Vista

Vista box

I should be working on my case comment, I know. But somehow, Cuerrier just can’t get me as worked up as Vista does.

I run Ubuntu and it’s great. Sure, there’s a little bit of hacking to be done to get wireless working, and hibernate and suspend are unreliable but it just runs so smoothly. Once you get Linux up and running, it just keeps going forever.

I have briefly used Vista. It came pre-installed on my laptop, so I have booted into it a few times in the past year. But I am now forced to enter the Vista world by the Faculty of Law. They will allow us to type our exams, but only with nanny software installed. The nanny software only runs in Windows. And so here I am.

My brief encounters with Vista led me to form a generally positive opinion. It looks fairly nice and, from what I hear, the security is much-improved. Sure, there were some shaky months at the beginning but I’m sure we all remember Windows Millennium, the switch from Windows 98 to XP (since we all skipped Millennium), the switch from OS9 to OSX, or the switch to Leopard (or whatever jungle cat the latest OSX is named after). Switching is hard work. Drivers break, software doesn’t work, hardware is no longer supported. And you were just getting used to the last version.

So I dismissed the complaints. “People will settle in,” I told myself. And then I used Vista.

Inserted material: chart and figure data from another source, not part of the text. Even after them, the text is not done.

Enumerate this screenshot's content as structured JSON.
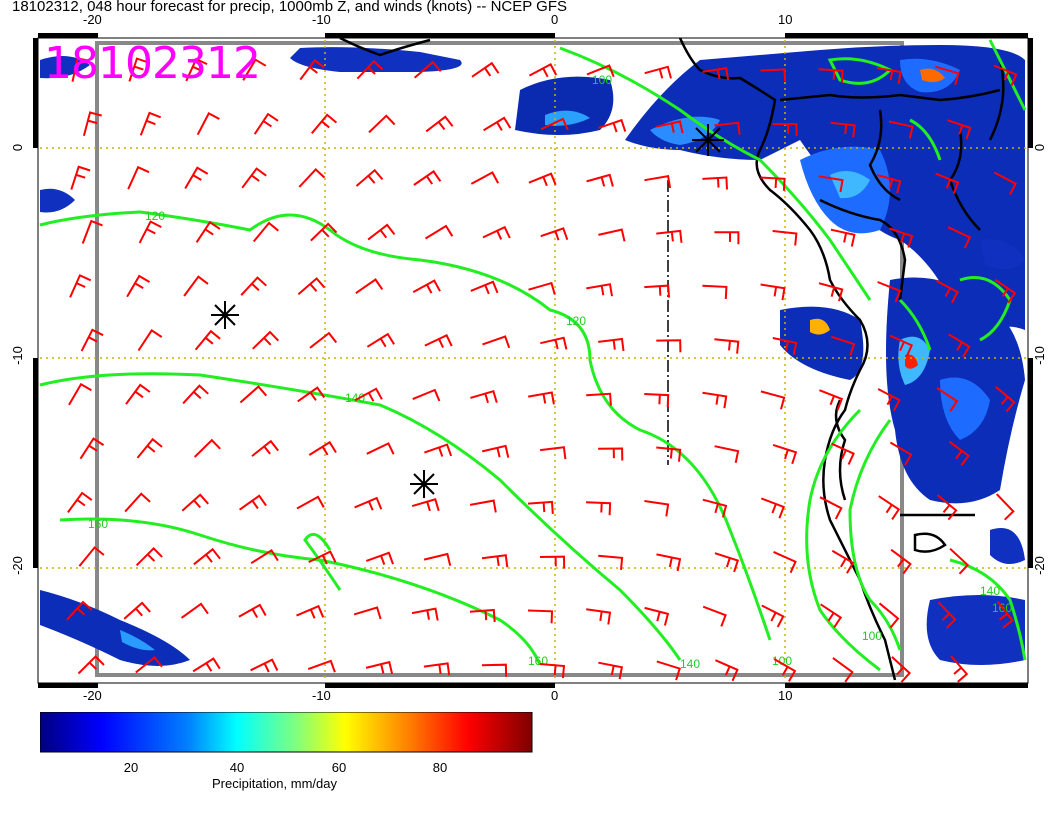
{
  "title": "18102312, 048 hour forecast for precip, 1000mb Z, and winds (knots) -- NCEP GFS",
  "stamp": "18102312",
  "axes": {
    "top": [
      "-20",
      "-10",
      "0",
      "10"
    ],
    "bottom": [
      "-20",
      "-10",
      "0",
      "10"
    ],
    "left": [
      "0",
      "-10",
      "-20"
    ],
    "right": [
      "0",
      "-10",
      "-20"
    ]
  },
  "contour_labels": [
    "100",
    "120",
    "140",
    "160",
    "120",
    "140",
    "160",
    "100",
    "160",
    "100",
    "140"
  ],
  "colorbar": {
    "title": "Precipitation, mm/day",
    "ticks": [
      "20",
      "40",
      "60",
      "80"
    ],
    "colors": [
      "#00007f",
      "#0000ff",
      "#007fff",
      "#00ffff",
      "#7fff7f",
      "#ffff00",
      "#ff7f00",
      "#ff0000",
      "#7f0000"
    ]
  },
  "colors": {
    "wind_barbs": "#ff0000",
    "contours": "#00dd00",
    "gridlines": "#c8b400",
    "stamp": "#ff00ff"
  }
}
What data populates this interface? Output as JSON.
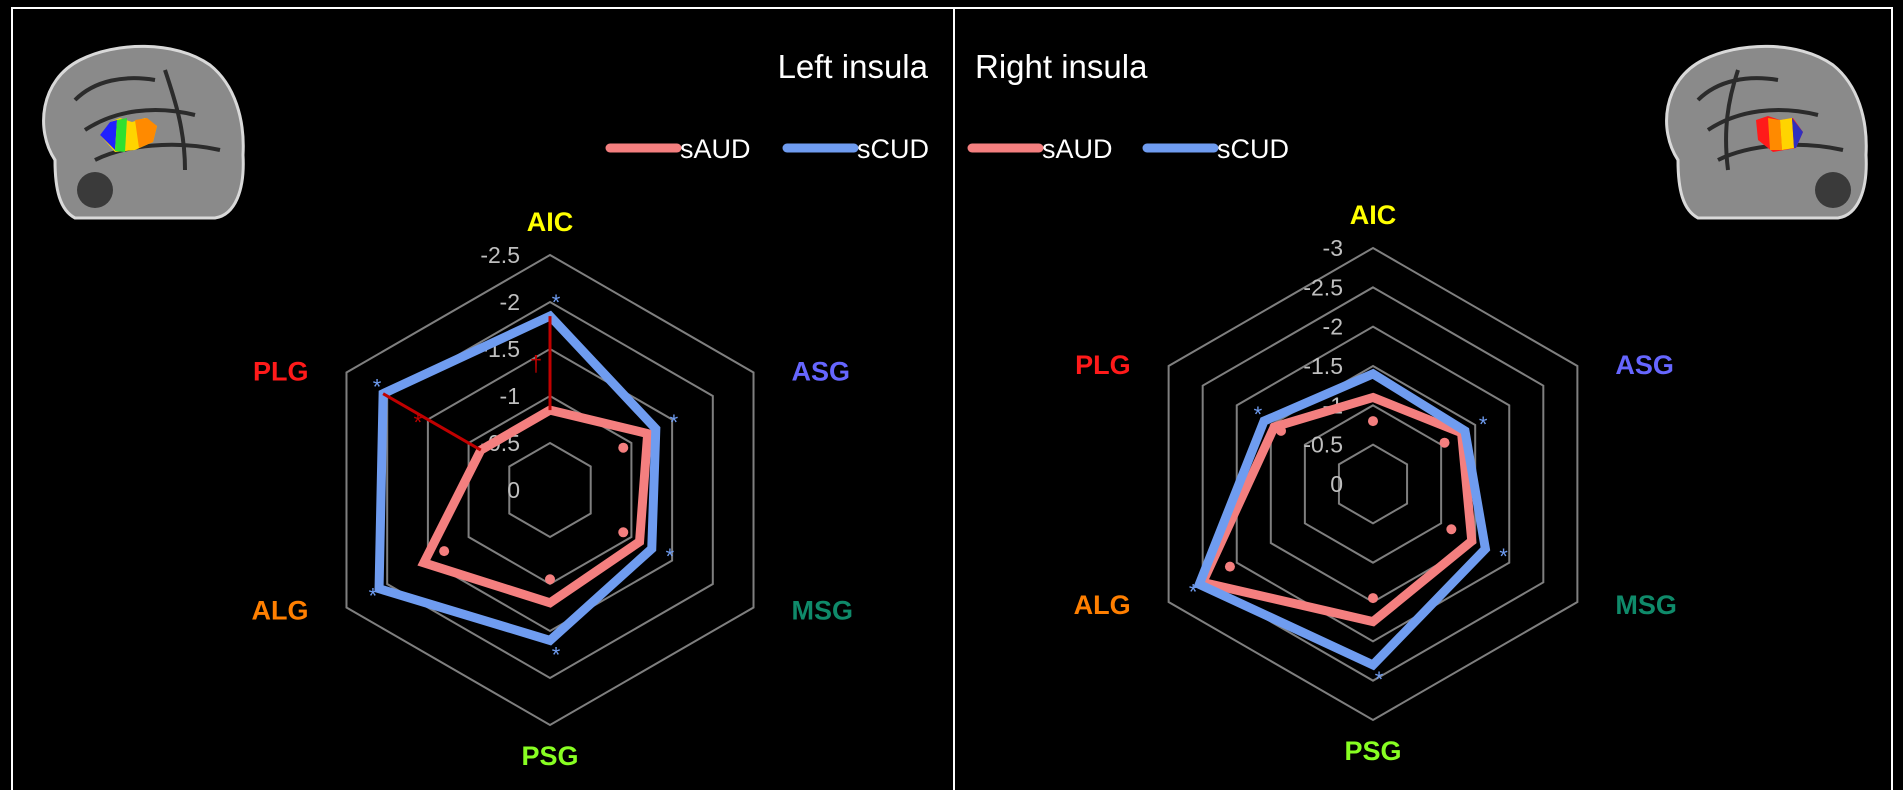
{
  "colors": {
    "sAUD": "#f47f7f",
    "sCUD": "#6f9cf0",
    "grid": "#7f7f7f",
    "background": "#000000",
    "annotation": "#c00000",
    "axis_AIC": "#ffff00",
    "axis_ASG": "#6666ff",
    "axis_MSG": "#0f8a6a",
    "axis_PSG": "#88ff22",
    "axis_ALG": "#ff7f00",
    "axis_PLG": "#ff1a1a"
  },
  "chart_data": [
    {
      "type": "radar",
      "title": "Left insula",
      "axes": [
        "AIC",
        "ASG",
        "MSG",
        "PSG",
        "ALG",
        "PLG"
      ],
      "ticks": [
        "-2.5",
        "-2",
        "-1.5",
        "-1",
        "-0.5",
        "0"
      ],
      "range": [
        0,
        -2.5
      ],
      "grid": true,
      "legend": [
        "sAUD",
        "sCUD"
      ],
      "series": [
        {
          "name": "sAUD",
          "values": [
            -0.85,
            -1.2,
            -1.1,
            -1.2,
            -1.55,
            -0.85
          ]
        },
        {
          "name": "sCUD",
          "values": [
            -1.85,
            -1.3,
            -1.25,
            -1.6,
            -2.1,
            -2.05
          ]
        }
      ],
      "scud_significance": [
        "*",
        "*",
        "*",
        "*",
        "*",
        "*"
      ],
      "saud_points": [
        null,
        -0.9,
        -0.9,
        -0.95,
        -1.3,
        null
      ],
      "annotations": [
        {
          "axis": "AIC",
          "text": "†"
        },
        {
          "axis": "PLG",
          "text": "*"
        }
      ],
      "brain_icon": "brain-sagittal-left-icon"
    },
    {
      "type": "radar",
      "title": "Right insula",
      "axes": [
        "AIC",
        "ASG",
        "MSG",
        "PSG",
        "ALG",
        "PLG"
      ],
      "ticks": [
        "-3",
        "-2.5",
        "-2",
        "-1.5",
        "-1",
        "-0.5",
        "0"
      ],
      "range": [
        0,
        -3
      ],
      "grid": true,
      "legend": [
        "sAUD",
        "sCUD"
      ],
      "series": [
        {
          "name": "sAUD",
          "values": [
            -1.1,
            -1.3,
            -1.45,
            -1.75,
            -2.5,
            -1.45
          ]
        },
        {
          "name": "sCUD",
          "values": [
            -1.4,
            -1.35,
            -1.65,
            -2.3,
            -2.55,
            -1.6
          ]
        }
      ],
      "scud_significance": [
        null,
        "*",
        "*",
        "*",
        "*",
        "*"
      ],
      "saud_points": [
        -0.8,
        -1.05,
        -1.15,
        -1.45,
        -2.1,
        -1.35
      ],
      "annotations": [],
      "brain_icon": "brain-sagittal-right-icon"
    }
  ]
}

At points last night, I was nearly in tears. Things weren’t where I left them in XP. TrueCrypt caused Explorer to hang and I couldn’t figure out how to open the task manager—I finally did figure it out and the computer just died when I opened it. And now, I have spent hours installing updates after finally convincing Windows that updates did exist. It does this thing just before it’s about to confirm that I really want to do something where the screen goes black for a second. It is scary. I’m pretty sure I screamed—maybe not quite screamed, but emitted a sound of some sort—once or twice when this happened.

I don’t know what happened. The last time I used Windows it was XP. Ugly, clunky, but familiar. Now it reminds me of MacOS. Why? MacOS scares me. I want my computers to act like computers. I’ll be glad when this is over.